The Strasbourg, France-based court said Breivik, who is serving a 21-year sentence for killing 77 people in in 2011, challenged the conditions of his detention, particularly being kept isolated from other prisoners.

But it found his confinement "doesn't reveal any violations" of the 1950 European Convention on Human Rights and therefore "rejected the application as inadmissible for being manifestly ill-founded."

The three judges who considered the case said the decision was final.

Breivik is held in a three-cell complex in Norway where he can play video games, watch TV and exercise. He has complained about the quality of the prison food, having to eat with plastic utensils and not being able to communicate with sympathizers.

Breivik, who has legally changed his name to Fjotolf Hansen, also claimed that being subjected to frequent strip searches and the time he spent often handcuffed early in his prison term violated his rights.

Last year, Norway's top court ruled that Norwegian authorities had not violated his human rights by isolating him in prison.

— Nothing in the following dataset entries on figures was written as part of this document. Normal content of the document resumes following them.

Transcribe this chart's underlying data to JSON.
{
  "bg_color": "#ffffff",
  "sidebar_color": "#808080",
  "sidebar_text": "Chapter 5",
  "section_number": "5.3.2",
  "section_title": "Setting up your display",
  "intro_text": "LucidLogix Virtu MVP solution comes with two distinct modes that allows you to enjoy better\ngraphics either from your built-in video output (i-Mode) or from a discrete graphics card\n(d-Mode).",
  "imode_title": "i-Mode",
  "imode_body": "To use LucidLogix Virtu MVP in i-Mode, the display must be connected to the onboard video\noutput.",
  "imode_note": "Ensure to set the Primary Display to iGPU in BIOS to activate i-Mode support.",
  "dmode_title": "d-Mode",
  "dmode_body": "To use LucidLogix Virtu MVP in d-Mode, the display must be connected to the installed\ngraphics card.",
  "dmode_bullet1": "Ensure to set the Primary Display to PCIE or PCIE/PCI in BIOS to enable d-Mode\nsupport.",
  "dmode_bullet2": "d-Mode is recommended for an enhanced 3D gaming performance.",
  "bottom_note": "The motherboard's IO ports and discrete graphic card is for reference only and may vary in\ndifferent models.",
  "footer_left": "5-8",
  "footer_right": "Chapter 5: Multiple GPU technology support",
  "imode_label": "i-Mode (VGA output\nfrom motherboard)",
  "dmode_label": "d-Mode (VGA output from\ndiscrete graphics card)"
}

Breivik's lawyer, Oeystein Storrvik, told Norwegian news agency NTB the ruling was "thorough" and there are currently no plans to contest the terms of Breivik's imprisonment through another legal challenge.

"There is a limit for how long such incarceration can continue without a person suffering from it," Storrvik said. "The impression I have gotten from recent conversations with my client is that the isolation is getting worse and worse."

Breivik meticulously planned the bomb-and-shooting attacks that claimed 77 lives on July 22, 2011. He first set off a car bomb outside the government headquarters in Oslo, killing eight people and wounding dozens.

He then drove to the island of Utoya, 40 kilometers (25 miles) away, where he opened fire at a summer camp of the left-wing Labor Party's youth wing. Sixty-nine people were killed, most of them teenagers, before Breivik surrendered to police.